Their presence prevents me from knowing whether a lack I see in the storytelling would be solved by supplying it from an earlier memoir or if it really is missing. The problem is this: The memoir is dealing with Karr's finding sobriety after years of drunkenness and depression--specifically sobriety via Alcoholics Anonymous, with a kicking-and-screaming arrival at trust in a Higher Power which finally leads her to Catholicism. Now, the book contains plenty about the wretchedness of being a desperate addicted alcoholic trying to claw her way out of an unbearable life situation, but precious little depiction of the earlier phase where drinking alcohol provides a high, exhilaration, a sense of invincibility. Even the younger Mary is at best verklempt. And yet the exhilaration and fun and adventure is referred to as something lost. Except that alcoholism runs in her family and she has pain to get away from, I just didn't feel like I got to know enough about why she became dependent on alcohol in the first place.
If I were to be writing about agreeing to take meds to control bipolar mania, I would want to talk about how mania was making life unmanageable and leading to ever deepening depressions for sure, but I would also want to talk about the experience of the manic high and why it is so hard to give up.  
One last comment, which sort of fits under the information not disclosed rubric: Karr sure makes an awful lot of comments about weight and thinness. She even lists thinness as the number one reason for why she's not the most suffering of afflicted people--ahead of being white, intelligent, HIV-negative... She mentions her own weight going up and mostly down, repeatedly, and depicts herself denying herself food and forcing herself to exercise. The anorectic in the mental hospital is the only one referred to as beautiful, consistently.  So what next? A memoir about her eating disorder? Not meaning to be mean...but it seems like there's something there and she's playing it coy.

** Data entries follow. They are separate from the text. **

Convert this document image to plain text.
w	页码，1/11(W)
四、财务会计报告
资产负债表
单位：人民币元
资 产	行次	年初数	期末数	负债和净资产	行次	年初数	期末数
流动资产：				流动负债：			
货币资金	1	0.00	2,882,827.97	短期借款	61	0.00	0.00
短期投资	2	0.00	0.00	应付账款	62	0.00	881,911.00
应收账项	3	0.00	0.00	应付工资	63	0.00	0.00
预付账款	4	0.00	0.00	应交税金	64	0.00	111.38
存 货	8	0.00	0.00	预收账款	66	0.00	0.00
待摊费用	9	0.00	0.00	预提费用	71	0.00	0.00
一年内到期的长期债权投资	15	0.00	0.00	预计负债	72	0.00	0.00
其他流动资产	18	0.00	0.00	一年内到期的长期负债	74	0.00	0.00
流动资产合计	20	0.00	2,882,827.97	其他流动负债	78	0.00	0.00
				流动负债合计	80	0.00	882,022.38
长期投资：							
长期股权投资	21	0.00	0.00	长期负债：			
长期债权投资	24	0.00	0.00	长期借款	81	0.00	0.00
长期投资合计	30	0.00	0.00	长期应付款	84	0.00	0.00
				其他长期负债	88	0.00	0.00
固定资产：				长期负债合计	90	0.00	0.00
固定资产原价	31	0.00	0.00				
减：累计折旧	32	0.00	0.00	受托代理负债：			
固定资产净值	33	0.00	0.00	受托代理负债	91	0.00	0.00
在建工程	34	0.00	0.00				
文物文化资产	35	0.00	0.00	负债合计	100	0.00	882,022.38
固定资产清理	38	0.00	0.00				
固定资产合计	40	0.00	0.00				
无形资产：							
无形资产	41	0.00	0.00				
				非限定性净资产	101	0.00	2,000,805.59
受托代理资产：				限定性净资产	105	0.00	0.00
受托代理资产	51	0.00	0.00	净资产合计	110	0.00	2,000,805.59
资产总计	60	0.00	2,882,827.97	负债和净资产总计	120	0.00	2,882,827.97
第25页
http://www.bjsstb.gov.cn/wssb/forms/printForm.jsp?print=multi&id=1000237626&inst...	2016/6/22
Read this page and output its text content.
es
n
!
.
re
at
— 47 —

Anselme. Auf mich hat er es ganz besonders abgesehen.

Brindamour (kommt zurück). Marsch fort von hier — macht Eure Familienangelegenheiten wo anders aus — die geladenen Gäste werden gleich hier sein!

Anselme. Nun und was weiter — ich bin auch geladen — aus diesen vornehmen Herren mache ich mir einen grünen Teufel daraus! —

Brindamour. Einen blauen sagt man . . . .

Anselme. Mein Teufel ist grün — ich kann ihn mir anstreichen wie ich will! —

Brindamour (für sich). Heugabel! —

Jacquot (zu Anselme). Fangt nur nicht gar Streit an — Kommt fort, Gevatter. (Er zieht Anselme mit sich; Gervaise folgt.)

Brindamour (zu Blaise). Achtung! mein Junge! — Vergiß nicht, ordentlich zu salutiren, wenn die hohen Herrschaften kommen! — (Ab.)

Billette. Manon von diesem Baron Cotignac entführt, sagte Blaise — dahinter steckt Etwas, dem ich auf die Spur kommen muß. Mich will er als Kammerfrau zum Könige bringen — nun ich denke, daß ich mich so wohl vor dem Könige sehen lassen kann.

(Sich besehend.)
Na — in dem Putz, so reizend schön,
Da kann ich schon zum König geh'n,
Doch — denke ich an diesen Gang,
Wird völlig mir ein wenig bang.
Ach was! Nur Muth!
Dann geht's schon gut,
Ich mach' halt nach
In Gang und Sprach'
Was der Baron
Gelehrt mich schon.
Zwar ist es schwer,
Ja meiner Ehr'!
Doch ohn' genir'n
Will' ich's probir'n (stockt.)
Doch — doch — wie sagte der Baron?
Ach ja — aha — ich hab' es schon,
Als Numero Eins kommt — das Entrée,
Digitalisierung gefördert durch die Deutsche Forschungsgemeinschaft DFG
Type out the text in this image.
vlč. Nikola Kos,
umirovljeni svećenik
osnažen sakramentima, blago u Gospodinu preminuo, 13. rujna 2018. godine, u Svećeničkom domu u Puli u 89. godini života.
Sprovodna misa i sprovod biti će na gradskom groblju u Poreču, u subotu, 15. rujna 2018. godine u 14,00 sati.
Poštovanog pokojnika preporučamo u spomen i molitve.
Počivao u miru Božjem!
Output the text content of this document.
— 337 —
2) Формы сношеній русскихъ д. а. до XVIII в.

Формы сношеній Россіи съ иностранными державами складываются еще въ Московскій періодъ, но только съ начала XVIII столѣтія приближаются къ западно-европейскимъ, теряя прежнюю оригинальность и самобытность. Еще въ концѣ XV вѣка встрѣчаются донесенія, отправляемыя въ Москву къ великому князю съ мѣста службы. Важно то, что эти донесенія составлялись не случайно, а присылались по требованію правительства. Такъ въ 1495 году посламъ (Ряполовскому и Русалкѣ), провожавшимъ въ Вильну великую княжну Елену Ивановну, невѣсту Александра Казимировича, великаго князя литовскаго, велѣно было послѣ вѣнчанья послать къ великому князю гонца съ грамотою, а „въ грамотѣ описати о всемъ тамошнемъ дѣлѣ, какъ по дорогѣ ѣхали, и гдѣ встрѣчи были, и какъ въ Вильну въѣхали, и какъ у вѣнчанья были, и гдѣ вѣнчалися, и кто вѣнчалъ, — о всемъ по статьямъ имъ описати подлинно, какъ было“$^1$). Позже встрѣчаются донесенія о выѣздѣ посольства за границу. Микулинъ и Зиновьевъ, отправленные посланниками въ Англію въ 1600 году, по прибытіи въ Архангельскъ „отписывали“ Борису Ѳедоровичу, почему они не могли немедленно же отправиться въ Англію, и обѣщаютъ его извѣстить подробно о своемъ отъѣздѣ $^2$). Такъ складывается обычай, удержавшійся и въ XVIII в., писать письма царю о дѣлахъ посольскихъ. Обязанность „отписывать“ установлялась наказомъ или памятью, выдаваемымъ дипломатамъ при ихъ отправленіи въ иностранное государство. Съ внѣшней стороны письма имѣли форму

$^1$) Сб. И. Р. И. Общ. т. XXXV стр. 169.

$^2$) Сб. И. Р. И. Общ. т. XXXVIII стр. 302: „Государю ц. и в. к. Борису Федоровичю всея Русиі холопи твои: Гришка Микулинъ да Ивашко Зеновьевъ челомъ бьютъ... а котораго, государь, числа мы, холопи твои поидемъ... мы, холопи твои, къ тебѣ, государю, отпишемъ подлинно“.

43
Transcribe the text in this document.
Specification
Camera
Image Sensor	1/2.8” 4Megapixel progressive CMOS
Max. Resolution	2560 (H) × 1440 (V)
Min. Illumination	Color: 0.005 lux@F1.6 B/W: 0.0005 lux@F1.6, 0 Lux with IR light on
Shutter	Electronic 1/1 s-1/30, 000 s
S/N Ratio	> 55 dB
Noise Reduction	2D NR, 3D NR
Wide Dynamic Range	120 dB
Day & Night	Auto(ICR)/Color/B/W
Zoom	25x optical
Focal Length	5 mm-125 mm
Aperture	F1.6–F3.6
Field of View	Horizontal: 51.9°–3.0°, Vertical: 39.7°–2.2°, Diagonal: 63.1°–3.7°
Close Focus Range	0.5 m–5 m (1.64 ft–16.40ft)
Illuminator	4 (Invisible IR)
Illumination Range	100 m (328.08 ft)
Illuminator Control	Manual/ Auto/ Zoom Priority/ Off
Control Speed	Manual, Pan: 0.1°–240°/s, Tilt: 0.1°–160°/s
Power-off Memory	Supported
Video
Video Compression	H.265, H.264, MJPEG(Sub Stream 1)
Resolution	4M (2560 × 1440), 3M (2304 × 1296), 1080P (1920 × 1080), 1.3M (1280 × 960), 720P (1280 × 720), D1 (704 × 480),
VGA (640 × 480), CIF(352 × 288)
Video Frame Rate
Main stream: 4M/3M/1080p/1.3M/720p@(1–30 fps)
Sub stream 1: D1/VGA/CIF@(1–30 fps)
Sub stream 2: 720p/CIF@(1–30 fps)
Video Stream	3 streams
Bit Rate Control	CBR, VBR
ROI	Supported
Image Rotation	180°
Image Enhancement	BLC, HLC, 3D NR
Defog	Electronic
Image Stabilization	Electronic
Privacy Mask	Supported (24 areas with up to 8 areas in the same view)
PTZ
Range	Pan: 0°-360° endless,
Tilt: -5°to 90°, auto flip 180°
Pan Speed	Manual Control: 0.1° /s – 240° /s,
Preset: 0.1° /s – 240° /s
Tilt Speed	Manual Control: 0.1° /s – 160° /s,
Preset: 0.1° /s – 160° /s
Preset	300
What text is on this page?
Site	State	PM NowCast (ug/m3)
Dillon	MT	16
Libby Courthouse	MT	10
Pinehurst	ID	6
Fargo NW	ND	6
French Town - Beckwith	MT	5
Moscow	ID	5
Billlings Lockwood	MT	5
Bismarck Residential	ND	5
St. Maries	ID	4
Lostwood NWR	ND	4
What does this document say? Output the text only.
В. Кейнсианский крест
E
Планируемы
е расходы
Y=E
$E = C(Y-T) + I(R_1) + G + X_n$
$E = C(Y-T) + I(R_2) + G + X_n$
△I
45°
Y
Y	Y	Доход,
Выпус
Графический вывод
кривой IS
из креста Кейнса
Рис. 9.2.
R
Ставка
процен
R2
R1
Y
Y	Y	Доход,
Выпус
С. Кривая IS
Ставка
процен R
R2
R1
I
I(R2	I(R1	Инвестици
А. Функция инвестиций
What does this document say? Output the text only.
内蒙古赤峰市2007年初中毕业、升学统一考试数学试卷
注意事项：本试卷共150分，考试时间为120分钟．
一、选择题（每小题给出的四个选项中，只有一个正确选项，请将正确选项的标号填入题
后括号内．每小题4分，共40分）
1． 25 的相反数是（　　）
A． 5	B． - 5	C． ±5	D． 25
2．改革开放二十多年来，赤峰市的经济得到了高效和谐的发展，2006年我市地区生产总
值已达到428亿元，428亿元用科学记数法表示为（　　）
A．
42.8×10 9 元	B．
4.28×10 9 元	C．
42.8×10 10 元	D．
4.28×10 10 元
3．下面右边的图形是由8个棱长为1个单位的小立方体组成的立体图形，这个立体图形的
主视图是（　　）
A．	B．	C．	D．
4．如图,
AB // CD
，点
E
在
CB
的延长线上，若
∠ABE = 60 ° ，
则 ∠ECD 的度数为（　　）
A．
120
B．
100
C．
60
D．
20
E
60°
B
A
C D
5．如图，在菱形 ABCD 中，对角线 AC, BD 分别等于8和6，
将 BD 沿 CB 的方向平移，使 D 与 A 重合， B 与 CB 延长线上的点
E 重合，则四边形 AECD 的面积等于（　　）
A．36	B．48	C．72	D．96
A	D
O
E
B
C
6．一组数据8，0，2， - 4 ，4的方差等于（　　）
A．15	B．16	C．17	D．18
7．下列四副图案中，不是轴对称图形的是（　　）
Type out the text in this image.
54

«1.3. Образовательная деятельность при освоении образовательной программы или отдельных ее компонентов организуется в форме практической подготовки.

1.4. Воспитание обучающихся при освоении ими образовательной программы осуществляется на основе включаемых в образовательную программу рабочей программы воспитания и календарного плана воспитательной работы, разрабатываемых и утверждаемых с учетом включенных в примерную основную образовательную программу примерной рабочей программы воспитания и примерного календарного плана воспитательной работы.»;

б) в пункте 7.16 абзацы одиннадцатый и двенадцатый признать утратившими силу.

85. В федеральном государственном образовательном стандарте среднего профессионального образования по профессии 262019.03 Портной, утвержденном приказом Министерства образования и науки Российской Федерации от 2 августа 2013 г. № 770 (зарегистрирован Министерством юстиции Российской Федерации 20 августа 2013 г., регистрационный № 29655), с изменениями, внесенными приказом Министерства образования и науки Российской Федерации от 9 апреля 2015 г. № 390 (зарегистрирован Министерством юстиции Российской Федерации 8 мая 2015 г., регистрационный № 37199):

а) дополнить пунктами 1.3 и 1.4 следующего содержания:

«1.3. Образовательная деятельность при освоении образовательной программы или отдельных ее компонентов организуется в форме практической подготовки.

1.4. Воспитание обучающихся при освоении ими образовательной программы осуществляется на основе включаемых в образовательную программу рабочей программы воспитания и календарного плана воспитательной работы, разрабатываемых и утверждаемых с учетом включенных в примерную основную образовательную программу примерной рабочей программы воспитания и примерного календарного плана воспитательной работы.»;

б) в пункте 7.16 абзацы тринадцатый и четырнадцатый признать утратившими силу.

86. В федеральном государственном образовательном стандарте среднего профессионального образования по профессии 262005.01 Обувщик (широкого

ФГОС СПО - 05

And now I'm going away to think more about why this was such a quick and easy and even compelling read for me, even though aspects of the crafting drove me crazy and I didn't especially care about the character. If I could figure that out, I'd really know something about the intangibles of good writing. Answers in the comments, please! (As well as please tell me what to do about the 13,907 comments waiting for me here, all of them likely spam save maybe a half dozen?!)